In einer Studie am Institut für Klinische Pharmakologie an der Medizinischen Hochschule Hannover fanden Forscher heraus, dass das Trinken eines halben Liters Wasser den Blutdruck von Menschen mit einer Störung des sympathischen Nervensystems binnen zehn Minuten steigern konnte. Ihre Blutgefäße zogen sich zusammen und sie hatten weniger Kreislaufprobleme beim Wechsel zwischen Sitzen und Stehen. Bei gesunden Probanden trat der Effekt dagegen nicht auf - Schaden kann das Wasser also umgekehrt nicht. Die Wissenschaftler konnten zeigen, dass der positive Wassereffekt nicht von der Temperatur der Flüssigkeit abhängig war und auch die Ausdehnung von Magen und Darm durch das Wasservolumen waren nicht ursächlich - sondern tatsächlich die "Arbeit" der Osmorezeptoren, der sogenannte Osmopressor-Reflex.

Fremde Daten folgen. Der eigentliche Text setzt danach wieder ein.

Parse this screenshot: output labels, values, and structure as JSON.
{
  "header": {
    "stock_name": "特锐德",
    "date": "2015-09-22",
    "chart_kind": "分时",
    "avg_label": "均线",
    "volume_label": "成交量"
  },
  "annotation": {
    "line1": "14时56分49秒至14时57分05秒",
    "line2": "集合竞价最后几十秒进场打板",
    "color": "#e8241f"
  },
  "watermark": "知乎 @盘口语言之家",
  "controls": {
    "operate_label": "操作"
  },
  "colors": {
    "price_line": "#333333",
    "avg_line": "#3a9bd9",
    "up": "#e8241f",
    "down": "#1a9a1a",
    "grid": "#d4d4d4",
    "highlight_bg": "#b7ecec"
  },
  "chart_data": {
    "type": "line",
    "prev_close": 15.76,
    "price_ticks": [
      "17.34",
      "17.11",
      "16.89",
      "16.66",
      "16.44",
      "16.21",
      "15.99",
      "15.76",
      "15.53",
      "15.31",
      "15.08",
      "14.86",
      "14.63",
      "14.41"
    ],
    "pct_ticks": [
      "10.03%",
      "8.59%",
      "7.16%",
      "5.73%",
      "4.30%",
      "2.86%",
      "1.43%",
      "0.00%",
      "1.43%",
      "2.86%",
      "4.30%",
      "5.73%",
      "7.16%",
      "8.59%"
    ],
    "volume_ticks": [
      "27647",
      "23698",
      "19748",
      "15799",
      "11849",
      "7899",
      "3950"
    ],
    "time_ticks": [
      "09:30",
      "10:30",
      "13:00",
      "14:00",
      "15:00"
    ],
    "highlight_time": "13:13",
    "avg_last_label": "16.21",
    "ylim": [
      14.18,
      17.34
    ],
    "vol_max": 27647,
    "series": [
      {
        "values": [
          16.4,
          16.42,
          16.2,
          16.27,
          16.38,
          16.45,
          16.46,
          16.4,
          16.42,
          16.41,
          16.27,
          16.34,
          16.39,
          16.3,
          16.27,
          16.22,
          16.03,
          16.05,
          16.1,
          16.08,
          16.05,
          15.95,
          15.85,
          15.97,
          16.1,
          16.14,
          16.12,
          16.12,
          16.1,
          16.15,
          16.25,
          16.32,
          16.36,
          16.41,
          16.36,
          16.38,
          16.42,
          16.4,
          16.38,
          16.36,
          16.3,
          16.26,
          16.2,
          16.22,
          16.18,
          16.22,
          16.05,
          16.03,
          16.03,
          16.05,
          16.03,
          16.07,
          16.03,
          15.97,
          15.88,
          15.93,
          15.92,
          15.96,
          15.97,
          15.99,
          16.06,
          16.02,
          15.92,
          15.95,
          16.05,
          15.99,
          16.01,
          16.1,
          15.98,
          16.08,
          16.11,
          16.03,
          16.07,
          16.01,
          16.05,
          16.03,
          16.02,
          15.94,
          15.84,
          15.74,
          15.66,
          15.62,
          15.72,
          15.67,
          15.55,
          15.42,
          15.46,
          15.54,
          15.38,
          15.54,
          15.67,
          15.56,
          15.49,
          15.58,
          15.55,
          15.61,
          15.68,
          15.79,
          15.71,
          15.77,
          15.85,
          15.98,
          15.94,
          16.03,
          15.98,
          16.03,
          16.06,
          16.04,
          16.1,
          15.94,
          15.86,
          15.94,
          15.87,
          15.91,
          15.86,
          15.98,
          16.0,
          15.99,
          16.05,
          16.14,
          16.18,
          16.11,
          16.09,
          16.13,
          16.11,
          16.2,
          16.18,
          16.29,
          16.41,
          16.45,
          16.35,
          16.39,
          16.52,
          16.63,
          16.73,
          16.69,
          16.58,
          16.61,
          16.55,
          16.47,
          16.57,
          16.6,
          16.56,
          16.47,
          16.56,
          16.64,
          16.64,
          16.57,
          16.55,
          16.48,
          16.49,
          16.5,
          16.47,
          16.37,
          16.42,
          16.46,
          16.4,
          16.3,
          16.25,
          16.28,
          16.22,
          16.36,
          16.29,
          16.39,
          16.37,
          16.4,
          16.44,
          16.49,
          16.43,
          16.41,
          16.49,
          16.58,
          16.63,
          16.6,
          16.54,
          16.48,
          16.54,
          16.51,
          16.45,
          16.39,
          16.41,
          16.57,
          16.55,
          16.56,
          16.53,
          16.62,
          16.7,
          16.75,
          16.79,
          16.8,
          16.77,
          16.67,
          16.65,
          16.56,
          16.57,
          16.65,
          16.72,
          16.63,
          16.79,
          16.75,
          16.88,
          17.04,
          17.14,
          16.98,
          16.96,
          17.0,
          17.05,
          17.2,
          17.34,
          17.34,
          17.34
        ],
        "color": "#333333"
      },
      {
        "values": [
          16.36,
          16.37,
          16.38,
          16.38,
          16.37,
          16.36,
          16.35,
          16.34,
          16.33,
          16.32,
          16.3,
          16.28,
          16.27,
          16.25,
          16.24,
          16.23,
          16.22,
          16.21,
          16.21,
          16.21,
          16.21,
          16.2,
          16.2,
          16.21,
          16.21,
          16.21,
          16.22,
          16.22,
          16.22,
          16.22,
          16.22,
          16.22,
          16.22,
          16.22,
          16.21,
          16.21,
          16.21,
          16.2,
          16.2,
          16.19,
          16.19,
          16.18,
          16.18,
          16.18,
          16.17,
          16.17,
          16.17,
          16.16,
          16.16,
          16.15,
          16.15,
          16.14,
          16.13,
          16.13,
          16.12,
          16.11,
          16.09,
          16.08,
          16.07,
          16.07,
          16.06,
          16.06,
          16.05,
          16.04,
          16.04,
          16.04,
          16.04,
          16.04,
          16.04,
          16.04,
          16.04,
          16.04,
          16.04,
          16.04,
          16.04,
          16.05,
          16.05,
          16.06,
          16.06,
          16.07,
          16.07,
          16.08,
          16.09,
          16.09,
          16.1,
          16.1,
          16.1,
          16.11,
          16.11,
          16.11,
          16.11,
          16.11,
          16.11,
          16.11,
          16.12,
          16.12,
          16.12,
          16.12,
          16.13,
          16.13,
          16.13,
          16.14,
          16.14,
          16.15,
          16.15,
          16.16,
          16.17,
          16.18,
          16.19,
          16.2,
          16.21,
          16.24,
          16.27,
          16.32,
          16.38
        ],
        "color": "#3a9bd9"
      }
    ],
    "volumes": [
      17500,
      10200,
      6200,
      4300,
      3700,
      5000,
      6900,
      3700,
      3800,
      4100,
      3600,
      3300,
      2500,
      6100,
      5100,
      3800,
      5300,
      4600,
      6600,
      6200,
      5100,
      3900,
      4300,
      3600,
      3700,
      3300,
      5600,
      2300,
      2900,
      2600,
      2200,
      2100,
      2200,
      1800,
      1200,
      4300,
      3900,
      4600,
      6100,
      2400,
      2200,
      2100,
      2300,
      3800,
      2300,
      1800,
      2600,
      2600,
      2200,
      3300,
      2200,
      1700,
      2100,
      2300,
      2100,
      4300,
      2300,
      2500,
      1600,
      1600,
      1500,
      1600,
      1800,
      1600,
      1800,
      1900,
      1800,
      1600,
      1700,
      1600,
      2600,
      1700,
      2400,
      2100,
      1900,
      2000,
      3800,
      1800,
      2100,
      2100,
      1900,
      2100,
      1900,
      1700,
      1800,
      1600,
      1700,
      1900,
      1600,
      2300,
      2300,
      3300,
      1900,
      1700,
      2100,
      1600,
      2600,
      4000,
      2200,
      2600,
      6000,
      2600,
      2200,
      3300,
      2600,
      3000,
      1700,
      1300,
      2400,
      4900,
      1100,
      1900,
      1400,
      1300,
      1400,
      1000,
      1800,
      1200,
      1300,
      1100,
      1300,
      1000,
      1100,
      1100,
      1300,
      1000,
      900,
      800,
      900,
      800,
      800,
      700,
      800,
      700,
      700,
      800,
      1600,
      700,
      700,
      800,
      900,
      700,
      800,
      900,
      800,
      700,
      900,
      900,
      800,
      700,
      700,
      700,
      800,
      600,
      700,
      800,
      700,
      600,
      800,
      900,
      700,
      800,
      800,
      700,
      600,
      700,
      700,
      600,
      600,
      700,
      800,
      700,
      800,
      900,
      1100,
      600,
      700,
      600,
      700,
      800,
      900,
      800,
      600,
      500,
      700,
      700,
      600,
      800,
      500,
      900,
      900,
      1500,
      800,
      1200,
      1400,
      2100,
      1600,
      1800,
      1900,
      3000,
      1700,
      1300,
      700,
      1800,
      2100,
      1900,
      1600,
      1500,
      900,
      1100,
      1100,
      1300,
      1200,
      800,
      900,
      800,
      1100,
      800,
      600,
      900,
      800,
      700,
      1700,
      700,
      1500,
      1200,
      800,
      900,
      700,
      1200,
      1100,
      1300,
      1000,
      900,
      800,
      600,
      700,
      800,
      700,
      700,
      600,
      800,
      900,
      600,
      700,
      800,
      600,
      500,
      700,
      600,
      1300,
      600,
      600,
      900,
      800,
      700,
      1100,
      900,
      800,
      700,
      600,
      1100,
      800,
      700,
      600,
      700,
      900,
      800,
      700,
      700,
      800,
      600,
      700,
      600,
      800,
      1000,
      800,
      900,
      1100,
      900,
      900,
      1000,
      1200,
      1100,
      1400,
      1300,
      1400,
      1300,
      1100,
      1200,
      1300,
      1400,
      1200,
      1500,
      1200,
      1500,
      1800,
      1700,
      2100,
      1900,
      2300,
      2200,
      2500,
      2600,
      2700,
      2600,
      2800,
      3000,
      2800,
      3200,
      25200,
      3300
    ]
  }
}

Medikamente nur als letzte Lösung
Gerade bei Kindern und Jugendlichen empfehlen viele Mediziner Medikamente erst als "letztes Mittel der Wahl". Sport und Bewegung, vasomotorisches Training und das Achten auf eine gute Ernährung helfen effektiv und nachhaltig und dabei natürlich durch die manchmal eben auch für Körpergefäße und das Kreislaufsystem herausfordernde Zeit des Erwachsenwerdens.